Synopsis :
"J'aime pas qu'on me plaigne. Je préfère rigoler. Devant les mines compatissantes, je réponds depuis trente ans : " Je n'ai pas de père, mais je m'en fiche, c'est comme ça. J'ai une
photo. "
J'ai aussi deux soeurs, et une mère italienne ... Mais attention ... Interdit de parler de " lui " devant " elle "... Ça déclencherait une éruption volcanique. Car le volcan, il paraît, n'est pas
encore éteint.
Je crois que c'est un peu à cause de ma figure. La même que lui. Quand ils me voient rigoler, dans la famille, ils disent : " C'est son portrait craché. "
Sortie (France) : 16 Décembre 2009
Critique :
Produit par Robert Guédiguian et Blanche Guichou, la réalisatrice Éléonore Faucher (à qui l'on doit l'honorable "Brodeuses") nous propose son second projet
sous forme de comédie douce-amère basée sur le roman autobiographique de la comédienne Sylvie Testud. Raconté à la première personne du singulier et
constitué sur le procédé du flashback, le récit débute au présent narratif de Sybille (pourquoi pas Sylvie d'ailleurs ?), s'évasant à l'enfance de
la protagoniste. A cet égard, on notera que la frontière présent / passé reste trouble, tenant sur un fil et créant un dysfonctionnement logique dans les
débuts du film. Puis, au trois-quart du long métrage, le procédé scénaristique concernant le double schéma temporel se casse un long moment pour laisser place au présent (la
rencontre avec Antoine, le père), provoquant un déséquilibre, une destructuration certaine dans la continuité du récit raconté. On déplore juste que cela perturbe la
compréhension de l'histoire.
Comme pour son précédent film, "Gamines" nous transporte d'emblée dans une histoire intimiste, un univers visuel singulier, une vague
nostalgique qui ne laisse pas indifférent. On appréciera la beauté du travail formel de l'image (lumière, flou, mouvement), mais l'on regrettera le partis-pris
de la réalisatrice (ancienne chef-opératrice) de filmer abondamment en plan rapproché-épaules, gros plan, voir très gros plan. Alors effectivement, cet
équivalent audiovisuel colle parfaitement au sujet, plus précisément au thème de la vérité cachée, nous permettant de s'immiscer dans la psychologie des
personnages. Seulement, à la longue, cela engendre une trop grande frustation de liberté dans le champ des possibles, à en devenir irritant pour le spectateur.

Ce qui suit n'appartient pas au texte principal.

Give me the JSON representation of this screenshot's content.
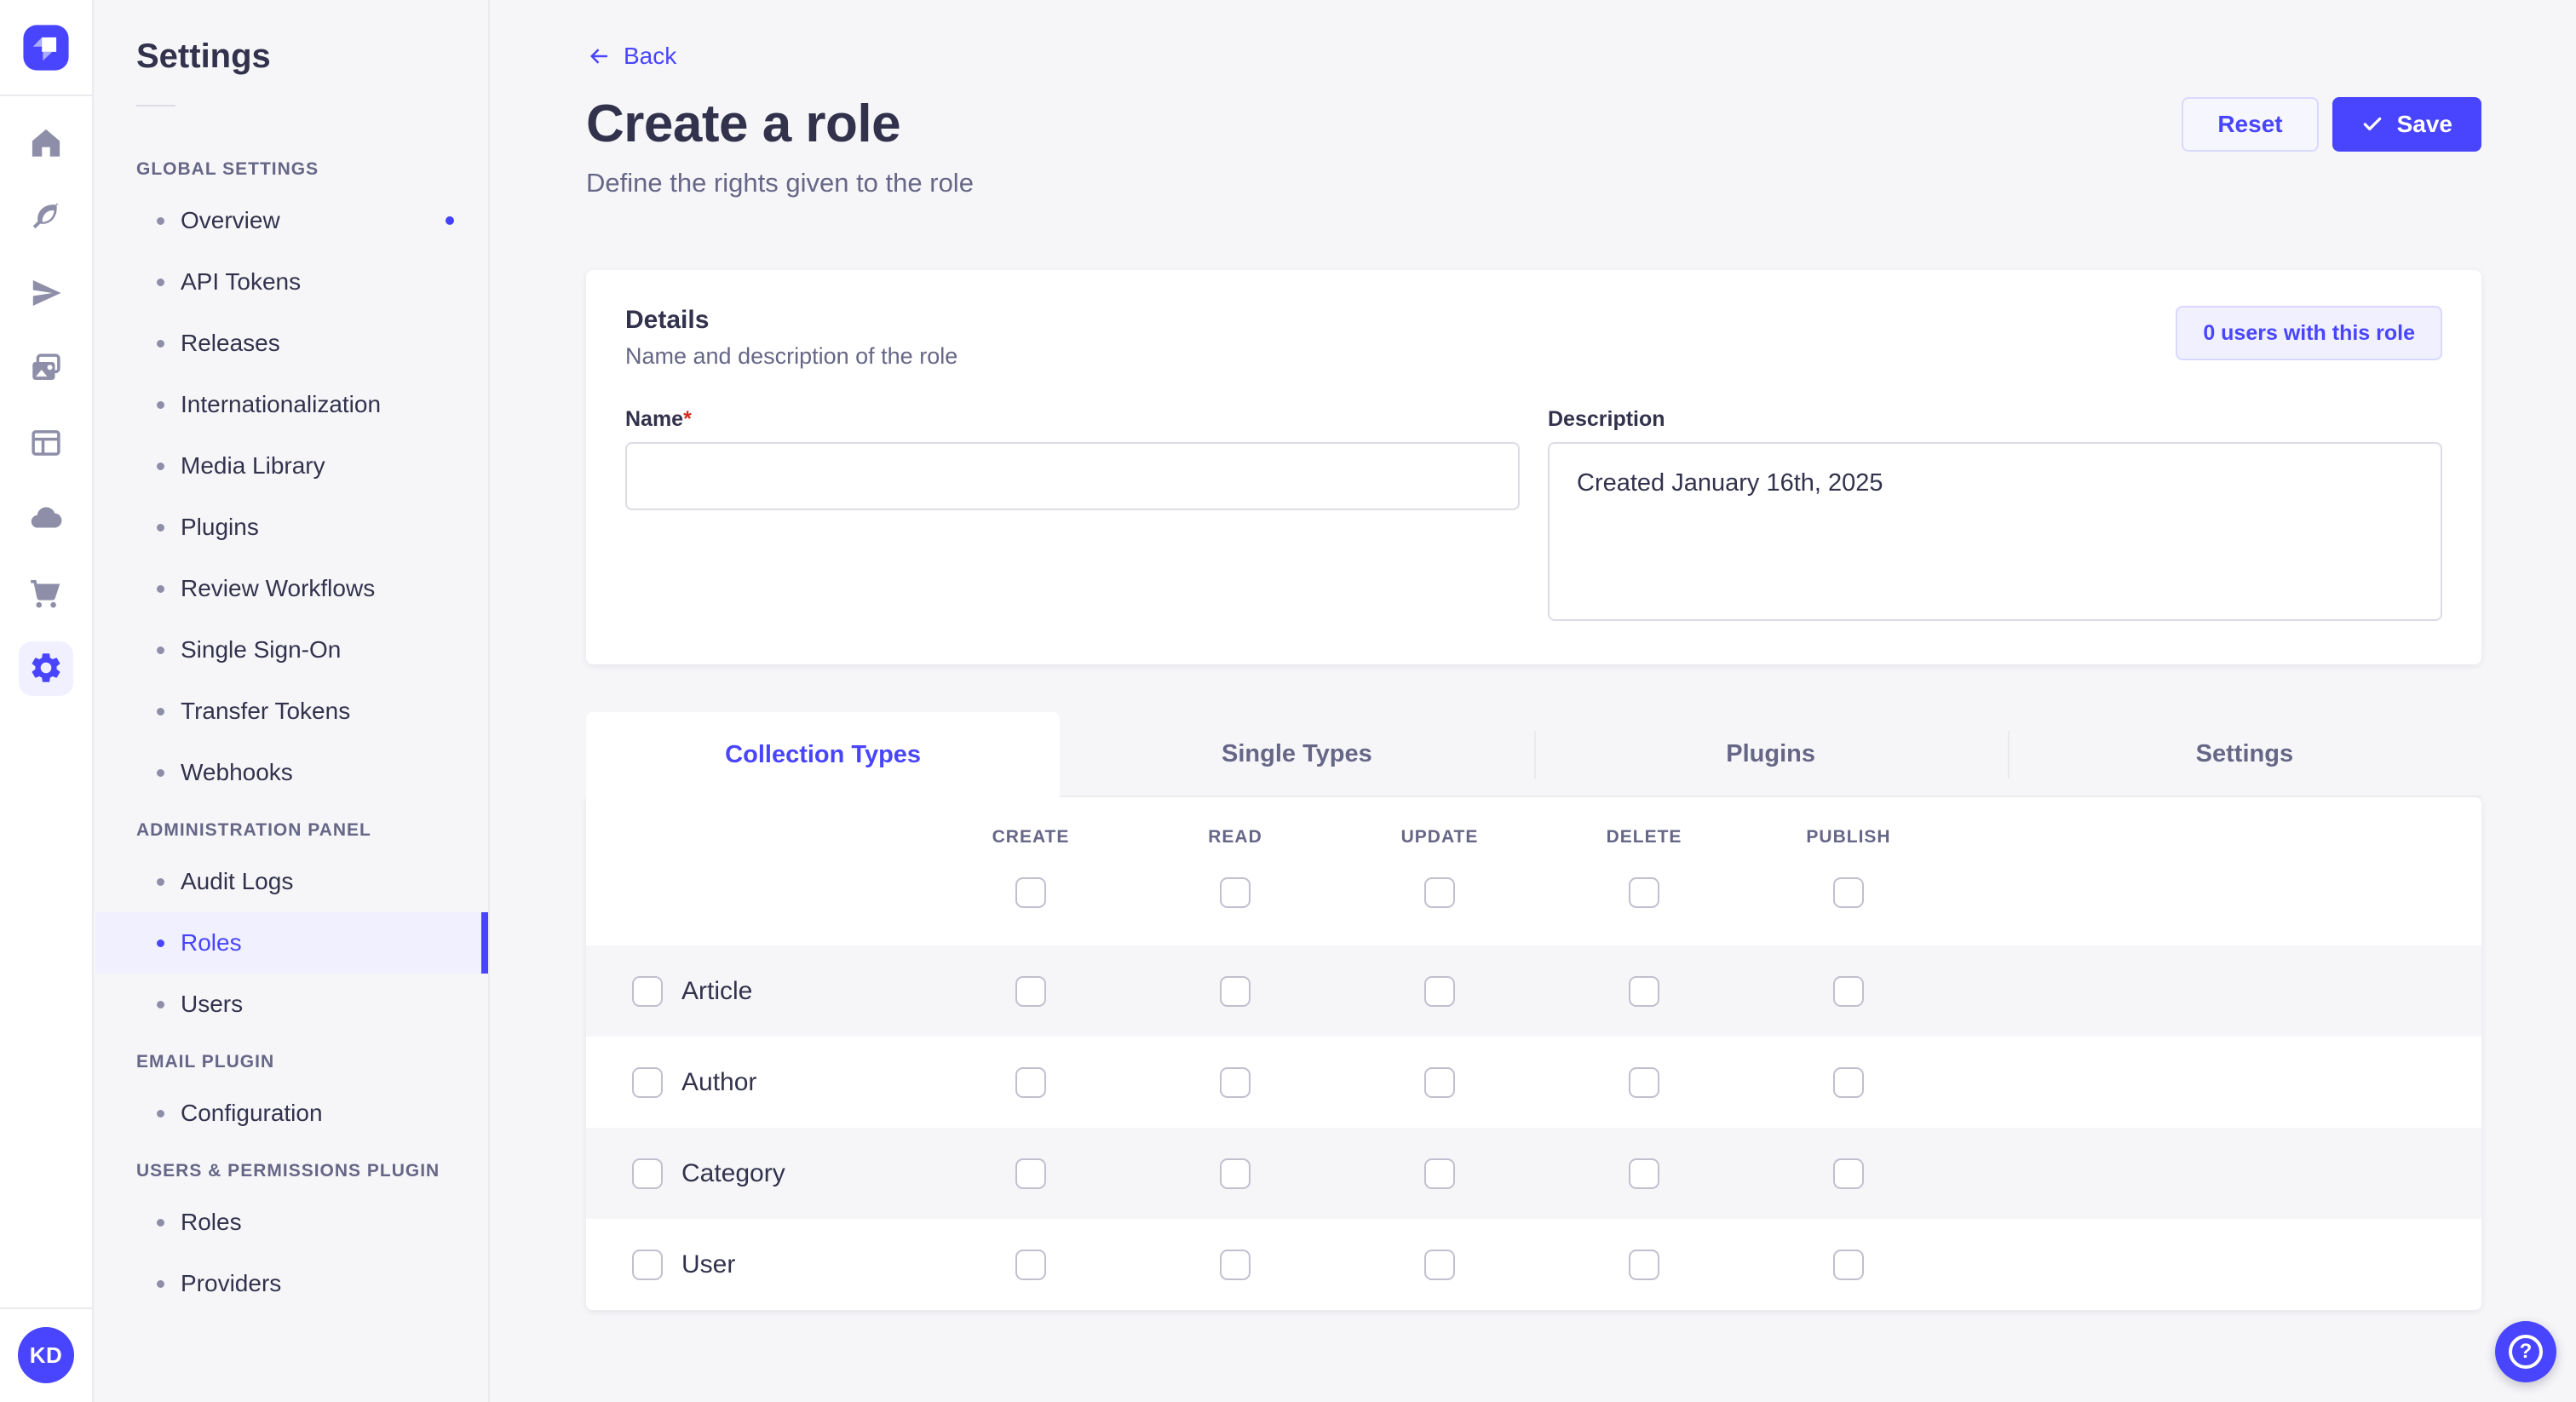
{
  "colors": {
    "accent": "#4945ff",
    "accent_light": "#f0f0ff",
    "accent_border": "#d9d8ff",
    "page_background": "#f6f6f9",
    "text": "#32324d",
    "muted": "#666687",
    "border": "#dcdce4",
    "required": "#d02b20"
  },
  "rail": {
    "logo_icon": "strapi-logo-icon",
    "items": [
      {
        "icon": "home-icon",
        "active": false
      },
      {
        "icon": "feather-icon",
        "active": false
      },
      {
        "icon": "paper-plane-icon",
        "active": false
      },
      {
        "icon": "media-library-icon",
        "active": false
      },
      {
        "icon": "layout-panel-icon",
        "active": false
      },
      {
        "icon": "cloud-icon",
        "active": false
      },
      {
        "icon": "cart-icon",
        "active": false
      },
      {
        "icon": "gear-icon",
        "active": true
      }
    ],
    "avatar_initials": "KD"
  },
  "subnav": {
    "title": "Settings",
    "sections": [
      {
        "label": "GLOBAL SETTINGS",
        "items": [
          {
            "label": "Overview",
            "active": false,
            "dot": true
          },
          {
            "label": "API Tokens",
            "active": false
          },
          {
            "label": "Releases",
            "active": false
          },
          {
            "label": "Internationalization",
            "active": false
          },
          {
            "label": "Media Library",
            "active": false
          },
          {
            "label": "Plugins",
            "active": false
          },
          {
            "label": "Review Workflows",
            "active": false
          },
          {
            "label": "Single Sign-On",
            "active": false
          },
          {
            "label": "Transfer Tokens",
            "active": false
          },
          {
            "label": "Webhooks",
            "active": false
          }
        ]
      },
      {
        "label": "ADMINISTRATION PANEL",
        "items": [
          {
            "label": "Audit Logs",
            "active": false
          },
          {
            "label": "Roles",
            "active": true
          },
          {
            "label": "Users",
            "active": false
          }
        ]
      },
      {
        "label": "EMAIL PLUGIN",
        "items": [
          {
            "label": "Configuration",
            "active": false
          }
        ]
      },
      {
        "label": "USERS & PERMISSIONS PLUGIN",
        "items": [
          {
            "label": "Roles",
            "active": false
          },
          {
            "label": "Providers",
            "active": false
          }
        ]
      }
    ]
  },
  "page": {
    "back_label": "Back",
    "title": "Create a role",
    "subtitle": "Define the rights given to the role"
  },
  "actions": {
    "reset_label": "Reset",
    "save_label": "Save"
  },
  "details": {
    "title": "Details",
    "subtitle": "Name and description of the role",
    "users_count_label": "0 users with this role",
    "fields": {
      "name": {
        "label": "Name",
        "required_mark": "*",
        "value": "",
        "placeholder": ""
      },
      "description": {
        "label": "Description",
        "value": "Created January 16th, 2025"
      }
    }
  },
  "permissions": {
    "tabs": [
      {
        "label": "Collection Types",
        "active": true
      },
      {
        "label": "Single Types",
        "active": false
      },
      {
        "label": "Plugins",
        "active": false
      },
      {
        "label": "Settings",
        "active": false
      }
    ],
    "columns": [
      "CREATE",
      "READ",
      "UPDATE",
      "DELETE",
      "PUBLISH"
    ],
    "select_all_checked": [
      false,
      false,
      false,
      false,
      false
    ],
    "rows": [
      {
        "label": "Article",
        "selected": false,
        "permissions": [
          false,
          false,
          false,
          false,
          false
        ]
      },
      {
        "label": "Author",
        "selected": false,
        "permissions": [
          false,
          false,
          false,
          false,
          false
        ]
      },
      {
        "label": "Category",
        "selected": false,
        "permissions": [
          false,
          false,
          false,
          false,
          false
        ]
      },
      {
        "label": "User",
        "selected": false,
        "permissions": [
          false,
          false,
          false,
          false,
          false
        ]
      }
    ]
  },
  "fab": {
    "icon": "help-icon"
  }
}
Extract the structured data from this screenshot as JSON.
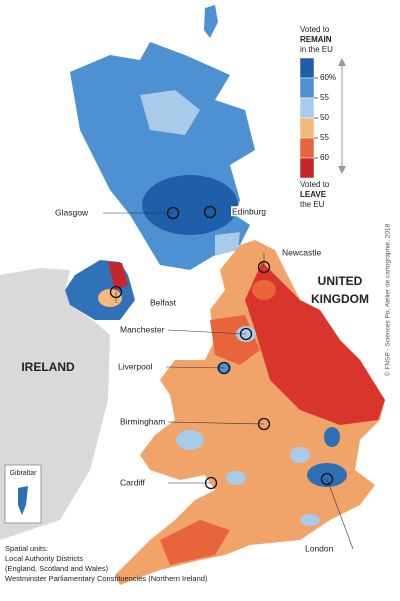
{
  "map": {
    "legend": {
      "remain_label": [
        "Voted to",
        "REMAIN",
        "in the EU"
      ],
      "leave_label": [
        "Voted to",
        "LEAVE",
        "the EU"
      ],
      "colors": [
        "#1f5ea8",
        "#4d91d2",
        "#a9cbea",
        "#f5b77a",
        "#e8643a",
        "#c4262b"
      ],
      "ticks": [
        {
          "value": 60,
          "label": "60%"
        },
        55,
        50,
        55,
        60
      ]
    },
    "cities": [
      "Glasgow",
      "Edinburg",
      "Newcastle",
      "Belfast",
      "Manchester",
      "Liverpool",
      "Birmingham",
      "Cardiff",
      "London"
    ],
    "countries": [
      "UNITED KINGDOM",
      "IRELAND"
    ],
    "inset": "Gibraltar",
    "credit": "© FNSP - Sciences Po, Atelier de cartographie, 2018",
    "notes": [
      "Spatial units:",
      "Local Authority Districts",
      "(England, Scotland and Wales)",
      "Westminster Parliamentary Constituencies (Northern Ireland)"
    ]
  }
}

On décernera une mention spéciale aux trois jeunes actrices (Zoé Duthion, Roxane Monnier et Louise Herrero) qui s'expriment d'un naturel bluffant et touchant devant la caméra d'Éléonore
Faucher. "Gamines" nous rappelera des références cinématographiques aussi diverses que "Volver" (Pedro Almodovar), "A nos Amours" (Maurice Pialat), "Dimanche
d'Août" (Luciano Emmer), le néoréalisme, ou encore "Un ange à ma table" (Jane Campion).
Ce que vous venez de lire n'est qu'un simple avis de spectateur. Le seul moyen de vous faire votre propre idée du film, reste d'aller le voir.